Could anyone explain why the intensity of the electric field between plates of a charged capacitor is constant? Moreover, the varying the distance between plates doesn't change the electric field intensity – that's weird, because the electric field is defined as the force acting on a unit charge, and the force according to Coulomb law certainly does depend on the distance between the charges.
So it's reasonable to expect that placing two plates further apart would result in a lower electric field intensity (or, lower force experienced by a unit charge placed between the plates), but that's not the case (for some reason).
See example 4.2 if you need technical details.
Let's say the value of charge, not potential, is fixed on both plates. Does the electric field insensity change with the distance between the plates? The answer has to be 'no', because doubling the distance between plates of a capacitor doubles the voltage across them (and $V=Ed$). And if the electric field intensity remains constant (it's just force acting on unit charge), then the force acting on the test charge will be the same no matter how far apart the plates are.
Best Answer
For an INFINITE parallel plate capacitor, the electric field has the same value everywhere between the 2 plates. An intuitive reason for that is: suppose you have a small test charge +q at a distance $x$ away from the +ve plate and a distance $d-x$ away from the -ve plate. The +ve plate will repel the charge and the -ve plate will attract it. Now if the charge is at a distance $y$ from the +ve plate $(y>x)$ then the the repulsive force due to the +ve plate will be weaker but the attractive force due to the -ve plate will be stronger such that the net force on the test charge will have the same value as when the charge was a distance $x$ away from the +ve plate. This is because the electric field lines due to an infinite plate are parallel to the normal vector to the plate.

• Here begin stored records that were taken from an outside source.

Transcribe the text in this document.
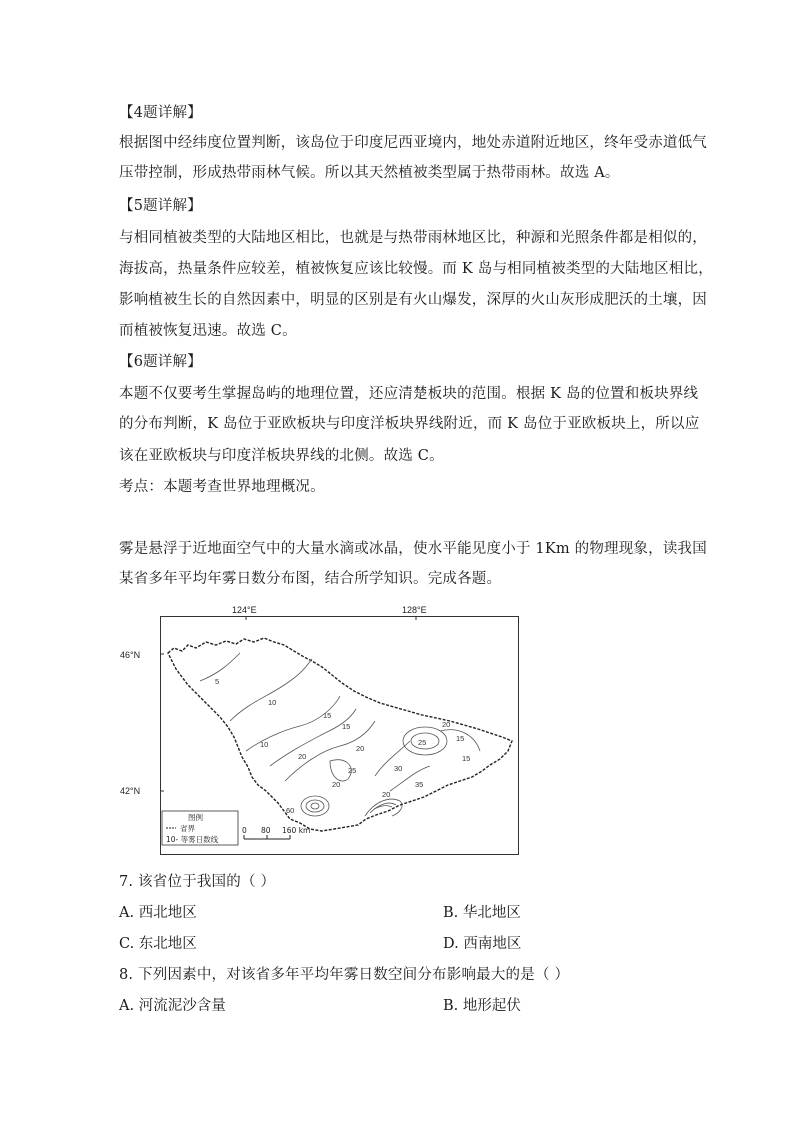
【4题详解】
根据图中经纬度位置判断，该岛位于印度尼西亚境内，地处赤道附近地区，终年受赤道低气
压带控制，形成热带雨林气候。所以其天然植被类型属于热带雨林。故选 A。
【5题详解】
与相同植被类型的大陆地区相比，也就是与热带雨林地区比，种源和光照条件都是相似的，
海拔高，热量条件应较差，植被恢复应该比较慢。而 K 岛与相同植被类型的大陆地区相比，
影响植被生长的自然因素中，明显的区别是有火山爆发，深厚的火山灰形成肥沃的土壤，因
而植被恢复迅速。故选 C。
【6题详解】
本题不仅要考生掌握岛屿的地理位置，还应清楚板块的范围。根据 K 岛的位置和板块界线
的分布判断，K 岛位于亚欧板块与印度洋板块界线附近，而 K 岛位于亚欧板块上，所以应
该在亚欧板块与印度洋板块界线的北侧。故选 C。
考点：本题考查世界地理概况。
雾是悬浮于近地面空气中的大量水滴或冰晶，使水平能见度小于 1Km 的物理现象，读我国
某省多年平均年雾日数分布图，结合所学知识。完成各题。
124°E	128°E
46°N
42°N
5
10
15
10
20
15
20
25
20
30
25
20
15
15
35
60
20
图例
省界
10- 等雾日数线
0 80 160 km
7. 该省位于我国的（ ）
A. 西北地区	B. 华北地区
C. 东北地区	D. 西南地区
8. 下列因素中，对该省多年平均年雾日数空间分布影响最大的是（ ）
A. 河流泥沙含量	B. 地形起伏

I don't quite understand your second question. If you have a fixed potential difference between the two plates, then the electric field between the plates is given by $E=\frac{V}{d}$, where d is the distance between the 2 plates. From the expression, you can see that the electric field is NOT independent of the separation of the 2 plates.
Now suppose you keep the charge on both plates the same and separate them, such the the distance, $d$ increases. In that case, the electric field will remain unchanged. This might seem counter intuitive at first sight, this might seem like a violation of the conservation of energy. But, the extra energy required to keep the E field the same comes from the work that you are putting in to separate the attracting plates. The capacitance, $C$=$\frac{\epsilon A}{d}$, where A is the area of the plates, d is the separation of the plates and $\epsilon$ is the permittivity of the material between the plates. If $\epsilon$ and $A$ are constants, then, $C$ is inversely proportional to $d$.
The relation between the potential difference between the 2 plates, $V$ and the charge on one of the plates, $Q$ is given by $Q=CV=\frac{\epsilon A V}{d}=\epsilon A E$.
$\implies E=\frac{Q}{\epsilon A}$
Therefore, E is independent of $d$ if the charge on each plate is unchanged.